A Review From the desk of Shelley DeWees…of The Uprising.
I am thinking of enlisting. One of my acquaintances happened to recommend his regiment to me this morning, and as I have nothing better to do I believe I will join. It will get me away from London, where my creditors are once again pressing me, and take me into Hertfordshire, a place where I am not known. Then I can begin again, and at the very least, run up some new bills. And at the most…There will be impressionable young women in Meryton, no doubt, and they will all be susceptible to a charming and handsome young man in a red coat.”
So says that feisty George Wickham, with such a feisty future ahead of him, in the quazi-coming-of-age tale Wickham’s Diary by Amanda Grange. Although you may think this little novella is going to give a sneaky glimpse into the wooing of Lydia Bennet or perhaps a strange view of Wickham’s wicked scheming, alas, it doesn’t. In fact, Wickham’s Diary has next to zero connection the Bennet tale (you know the one I mean) and can be more easily likened to the history of George Wickham and his family.
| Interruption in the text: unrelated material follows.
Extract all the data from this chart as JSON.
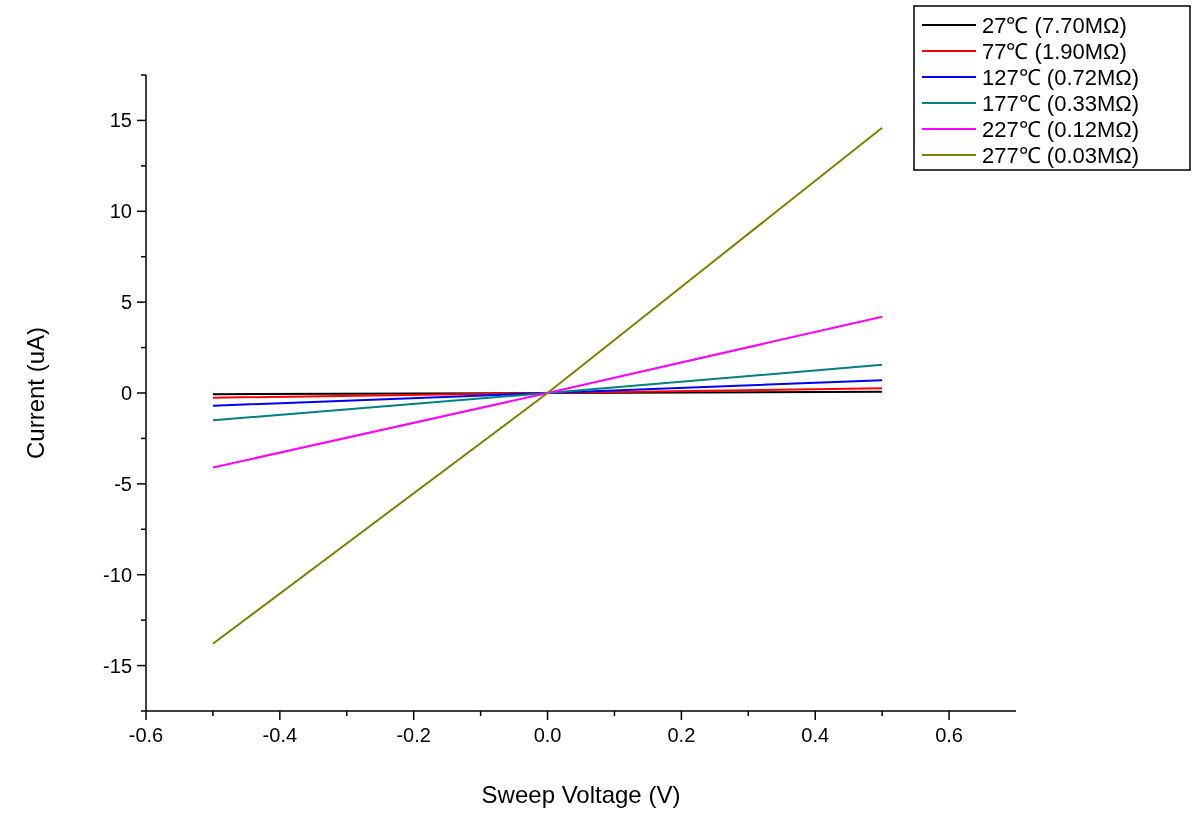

The introduction on the back of the book explains, “He wasn’t always this cold-hearted.” But…um…well, according to this, he actually was. He grows up, as you, a learned reader, already know, in the shadow of Darcy and his sweet sister Georgiana, as the son of the steward with nearly nothing to his own name. Childhood almost-friendship with Darcy withers away in favor of rabid jealously, and Wickham decides at a young age that the situation just isn’t fair. “Why should I be beneath him?” he asks. “I am just as handsome as he is; I am just as intelligent, even though he works harder at his books; and I am just as amusing; in fact, I dare say I am a great deal more amusing, for Fitzwilliam is so proud and he will not take the trouble to entertain other people. Yet altogether he is no better than me, when he grows up he will inherit Pemberley and I will inherit nothing.” Tough break Georgie, but hey, that’s life. Regency life. Now of course he could take what he’s been given, which is truly not a bad situation, and apply himself toward a worthy, amiable path and a generally secure future. But as we know, he’s the villain and must therefore take the lowest possible road: planning, scheming, and plotting against everyone and everything, never blaming himself when things go awry. He looks around every corner for someone to exploit, usually while still experiencing success with his last victim, pocketing their money and breaking their hearts with no qualms. He’s conniving and rude. He’s spoiled and foolhardy. He is, naturally, a scoundrel.
I’d say that’s pretty cold-hearted behavior.
The reader is briefly shown the world of George Wickham as he works his way up the “Biggest Jerk in the Universe” ladder, tossing people aside who stand in the way of his ultimate goal to marry an heiress and be done with it. Darcy has long taken his own path, only reappearing to pay Wickham the value of the living he’s denounced and then quickly evaporating out of the picture, never to be seen again. Though I enjoyed the interesting and albeit unhealthy relationship Wickham has with his mother, I found myself disappointed that this teeny weeny 12-dollar novel ended without exploring Wickham’s character in any in-depth sense. The reader learns a bit about his motivations for villainy, yes, but nothing much about him as a person. No one commits a crime against humanity without some measure of mental back-and-forth…didn’t he ever have second thoughts? Blank pages abound in the book itself, and the type is shamefully over-sized.
The phrase that comes to mind with Wickham’s Diary is “hastily-written.” It’s a fair read and represents some of the author’s good attributes. But considering the 2 hours you’ll spend with it, you might want to save your 12 dollars.